Abstract

To evaluate the aftermarket efficacy of ocriplasmin for vitreomacular adhesion (VMA) and identify the frequency and duration of structural changes on optical coherence tomography. The authors conducted a retrospective case series of 36 eyes treated with ocriplasmin for symptomatic VMA at a single center between February 2013 and September 2013. Eyes were evaluated for release of VMA at 1 month postinjection, preinjection adhesion size, postinjection closure of macular hole, presence of subretinal fluid after release of adhesion, size of subretinal fluid, outer retinal structural change, and visual acuity at 1 month, 6 months, and 1 year. Fifteen eyes (42%) had complete release of VMA at 1 month postinjection, and 78% of eyes had closure of the macular hole. Eyes that did not have an epiretinal membrane that had a smaller initial adhesion size and a smaller macular hole size were more likely to have complete release of VMA. Subretinal fluid was present after release in 73.3% of treated eyes, and ellipsoid zone changes were present in 66.7% of treated eyes. At the end of 1 year, complete resolution of subretinal fluid occurred in 87% of treated eyes with only trace subretinal fluid remaining in 2 eyes.
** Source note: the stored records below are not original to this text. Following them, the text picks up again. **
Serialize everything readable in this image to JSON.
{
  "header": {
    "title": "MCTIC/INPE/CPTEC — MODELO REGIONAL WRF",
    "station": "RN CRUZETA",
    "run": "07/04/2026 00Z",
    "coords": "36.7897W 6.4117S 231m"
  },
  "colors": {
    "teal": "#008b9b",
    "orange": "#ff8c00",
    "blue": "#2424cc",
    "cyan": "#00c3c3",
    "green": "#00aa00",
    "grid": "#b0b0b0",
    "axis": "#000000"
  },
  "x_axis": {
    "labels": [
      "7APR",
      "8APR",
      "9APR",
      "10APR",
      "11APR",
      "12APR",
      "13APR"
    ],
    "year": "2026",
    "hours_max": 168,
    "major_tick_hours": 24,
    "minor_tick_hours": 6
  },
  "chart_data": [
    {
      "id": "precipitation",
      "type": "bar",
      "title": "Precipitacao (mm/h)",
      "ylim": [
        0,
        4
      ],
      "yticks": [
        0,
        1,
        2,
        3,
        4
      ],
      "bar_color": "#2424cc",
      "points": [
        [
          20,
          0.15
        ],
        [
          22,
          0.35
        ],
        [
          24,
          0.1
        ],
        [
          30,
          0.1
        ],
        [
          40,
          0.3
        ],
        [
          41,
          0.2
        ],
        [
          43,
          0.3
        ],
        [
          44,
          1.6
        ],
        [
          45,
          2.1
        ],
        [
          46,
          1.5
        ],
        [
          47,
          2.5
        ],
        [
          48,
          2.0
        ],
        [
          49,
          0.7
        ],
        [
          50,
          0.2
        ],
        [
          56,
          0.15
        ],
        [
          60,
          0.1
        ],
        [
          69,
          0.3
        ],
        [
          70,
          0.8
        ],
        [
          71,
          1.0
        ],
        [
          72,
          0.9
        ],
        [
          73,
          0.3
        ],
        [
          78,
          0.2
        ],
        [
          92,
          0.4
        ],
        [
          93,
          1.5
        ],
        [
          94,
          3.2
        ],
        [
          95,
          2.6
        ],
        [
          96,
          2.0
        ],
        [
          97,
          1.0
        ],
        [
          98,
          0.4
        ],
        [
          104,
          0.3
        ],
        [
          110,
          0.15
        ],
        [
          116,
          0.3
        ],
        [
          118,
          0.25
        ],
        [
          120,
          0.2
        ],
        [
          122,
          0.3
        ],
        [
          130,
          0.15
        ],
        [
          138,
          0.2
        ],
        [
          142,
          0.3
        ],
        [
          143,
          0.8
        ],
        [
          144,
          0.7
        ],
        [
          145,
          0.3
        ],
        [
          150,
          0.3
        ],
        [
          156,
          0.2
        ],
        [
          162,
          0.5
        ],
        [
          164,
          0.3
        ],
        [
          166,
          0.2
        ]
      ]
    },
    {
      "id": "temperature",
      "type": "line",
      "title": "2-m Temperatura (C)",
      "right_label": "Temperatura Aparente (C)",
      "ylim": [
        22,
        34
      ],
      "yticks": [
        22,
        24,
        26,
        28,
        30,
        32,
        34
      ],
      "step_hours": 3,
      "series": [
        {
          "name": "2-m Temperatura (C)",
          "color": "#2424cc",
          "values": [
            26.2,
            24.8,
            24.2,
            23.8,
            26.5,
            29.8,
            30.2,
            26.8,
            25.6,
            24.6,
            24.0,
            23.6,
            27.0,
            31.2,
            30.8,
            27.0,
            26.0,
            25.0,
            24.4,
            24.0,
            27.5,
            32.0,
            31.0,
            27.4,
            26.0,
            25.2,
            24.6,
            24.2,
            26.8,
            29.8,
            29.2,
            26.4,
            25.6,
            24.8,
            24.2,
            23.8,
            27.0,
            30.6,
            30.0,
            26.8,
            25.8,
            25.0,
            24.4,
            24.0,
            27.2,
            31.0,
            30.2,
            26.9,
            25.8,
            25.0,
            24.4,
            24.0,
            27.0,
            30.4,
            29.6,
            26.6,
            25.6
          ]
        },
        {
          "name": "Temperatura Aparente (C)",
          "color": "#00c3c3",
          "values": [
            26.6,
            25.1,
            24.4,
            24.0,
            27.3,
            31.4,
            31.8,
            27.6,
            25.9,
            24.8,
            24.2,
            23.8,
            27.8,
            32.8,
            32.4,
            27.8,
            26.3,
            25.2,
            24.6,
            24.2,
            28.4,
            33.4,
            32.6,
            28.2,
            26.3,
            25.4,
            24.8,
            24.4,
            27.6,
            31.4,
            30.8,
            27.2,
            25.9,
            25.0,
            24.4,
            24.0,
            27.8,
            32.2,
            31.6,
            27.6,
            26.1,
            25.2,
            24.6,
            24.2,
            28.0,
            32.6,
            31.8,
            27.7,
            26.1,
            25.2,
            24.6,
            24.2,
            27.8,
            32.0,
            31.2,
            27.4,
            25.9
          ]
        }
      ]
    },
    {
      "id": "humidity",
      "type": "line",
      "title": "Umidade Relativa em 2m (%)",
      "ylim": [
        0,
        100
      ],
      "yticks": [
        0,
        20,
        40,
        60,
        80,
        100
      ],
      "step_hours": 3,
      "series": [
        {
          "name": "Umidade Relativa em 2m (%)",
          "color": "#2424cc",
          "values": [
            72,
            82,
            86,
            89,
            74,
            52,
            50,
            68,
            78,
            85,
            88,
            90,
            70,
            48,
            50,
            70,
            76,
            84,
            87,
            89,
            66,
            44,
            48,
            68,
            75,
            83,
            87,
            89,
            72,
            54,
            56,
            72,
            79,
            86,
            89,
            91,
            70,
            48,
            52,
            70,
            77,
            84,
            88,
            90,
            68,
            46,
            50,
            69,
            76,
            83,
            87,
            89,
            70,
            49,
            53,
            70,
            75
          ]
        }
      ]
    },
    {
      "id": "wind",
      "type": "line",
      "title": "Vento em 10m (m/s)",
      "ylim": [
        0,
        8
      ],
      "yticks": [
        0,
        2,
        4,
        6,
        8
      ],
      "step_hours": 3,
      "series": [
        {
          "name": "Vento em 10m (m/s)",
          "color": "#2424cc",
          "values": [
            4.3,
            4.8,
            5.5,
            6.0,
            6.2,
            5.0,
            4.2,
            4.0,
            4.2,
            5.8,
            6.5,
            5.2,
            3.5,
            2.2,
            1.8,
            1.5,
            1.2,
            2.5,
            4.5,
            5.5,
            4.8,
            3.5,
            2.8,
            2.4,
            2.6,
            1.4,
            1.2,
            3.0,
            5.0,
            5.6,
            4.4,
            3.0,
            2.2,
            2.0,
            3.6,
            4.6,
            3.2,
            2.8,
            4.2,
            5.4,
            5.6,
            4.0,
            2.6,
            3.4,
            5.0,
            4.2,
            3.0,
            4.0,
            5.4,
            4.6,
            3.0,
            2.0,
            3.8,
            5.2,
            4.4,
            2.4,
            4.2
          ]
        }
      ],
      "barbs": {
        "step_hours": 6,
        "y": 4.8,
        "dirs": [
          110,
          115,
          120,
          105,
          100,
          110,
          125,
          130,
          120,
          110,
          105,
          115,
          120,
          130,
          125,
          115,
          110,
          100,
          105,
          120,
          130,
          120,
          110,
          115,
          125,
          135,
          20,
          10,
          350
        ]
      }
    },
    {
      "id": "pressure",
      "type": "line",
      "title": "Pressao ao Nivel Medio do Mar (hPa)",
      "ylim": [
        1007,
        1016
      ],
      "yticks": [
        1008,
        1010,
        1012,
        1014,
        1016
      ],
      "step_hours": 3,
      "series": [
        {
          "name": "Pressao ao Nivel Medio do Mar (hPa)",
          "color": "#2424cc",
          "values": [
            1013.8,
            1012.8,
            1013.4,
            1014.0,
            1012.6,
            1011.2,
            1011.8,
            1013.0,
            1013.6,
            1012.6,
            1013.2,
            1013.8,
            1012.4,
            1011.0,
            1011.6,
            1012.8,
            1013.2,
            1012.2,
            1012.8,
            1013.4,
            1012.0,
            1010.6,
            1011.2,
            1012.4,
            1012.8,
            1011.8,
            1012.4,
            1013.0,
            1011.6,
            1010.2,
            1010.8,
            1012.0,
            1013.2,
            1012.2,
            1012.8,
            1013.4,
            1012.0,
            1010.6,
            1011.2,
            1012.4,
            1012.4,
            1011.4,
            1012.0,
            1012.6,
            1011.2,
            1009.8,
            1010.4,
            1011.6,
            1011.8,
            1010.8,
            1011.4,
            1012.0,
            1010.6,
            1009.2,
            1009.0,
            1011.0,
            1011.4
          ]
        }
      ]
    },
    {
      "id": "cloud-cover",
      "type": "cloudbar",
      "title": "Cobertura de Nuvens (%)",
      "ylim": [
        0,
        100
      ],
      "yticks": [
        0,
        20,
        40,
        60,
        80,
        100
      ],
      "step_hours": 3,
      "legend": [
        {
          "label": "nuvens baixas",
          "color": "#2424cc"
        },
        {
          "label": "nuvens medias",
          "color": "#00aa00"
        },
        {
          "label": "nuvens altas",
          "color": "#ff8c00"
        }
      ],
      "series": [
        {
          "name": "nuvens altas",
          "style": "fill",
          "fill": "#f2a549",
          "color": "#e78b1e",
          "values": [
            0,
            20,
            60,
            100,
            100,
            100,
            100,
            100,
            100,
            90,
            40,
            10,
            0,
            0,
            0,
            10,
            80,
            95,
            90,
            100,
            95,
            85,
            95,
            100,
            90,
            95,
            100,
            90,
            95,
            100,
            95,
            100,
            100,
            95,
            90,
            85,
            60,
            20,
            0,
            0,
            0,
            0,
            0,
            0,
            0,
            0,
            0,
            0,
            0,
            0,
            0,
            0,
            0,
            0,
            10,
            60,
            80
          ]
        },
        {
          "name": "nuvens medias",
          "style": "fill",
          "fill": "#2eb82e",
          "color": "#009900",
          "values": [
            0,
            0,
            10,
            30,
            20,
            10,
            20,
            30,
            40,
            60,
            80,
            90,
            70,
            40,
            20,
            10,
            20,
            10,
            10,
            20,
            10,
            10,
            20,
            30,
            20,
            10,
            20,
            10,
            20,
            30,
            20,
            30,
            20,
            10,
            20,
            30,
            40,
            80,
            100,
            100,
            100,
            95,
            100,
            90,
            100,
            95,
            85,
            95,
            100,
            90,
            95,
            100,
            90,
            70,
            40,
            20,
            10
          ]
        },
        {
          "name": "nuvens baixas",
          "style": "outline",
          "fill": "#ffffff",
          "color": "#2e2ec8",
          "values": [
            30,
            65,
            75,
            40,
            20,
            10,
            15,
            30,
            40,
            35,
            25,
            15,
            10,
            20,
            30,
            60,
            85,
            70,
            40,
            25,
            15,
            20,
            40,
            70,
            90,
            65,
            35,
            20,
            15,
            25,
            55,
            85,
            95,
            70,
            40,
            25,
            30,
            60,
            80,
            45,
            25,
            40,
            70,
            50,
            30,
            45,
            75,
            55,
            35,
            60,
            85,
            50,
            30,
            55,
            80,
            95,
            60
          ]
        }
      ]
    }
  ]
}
Complete resolution of ellipsoid zone changes was found in all eyes. Best-corrected visual acuity improved throughout the first year after treatment. Ocriplasmin is effective in the treatment of patients with symptomatic VMA. Results can be improved with patient selection based on specific criteria. Subretinal fluid and ellipsoid zone changes are common after treatment but mostly resolve over 1 year.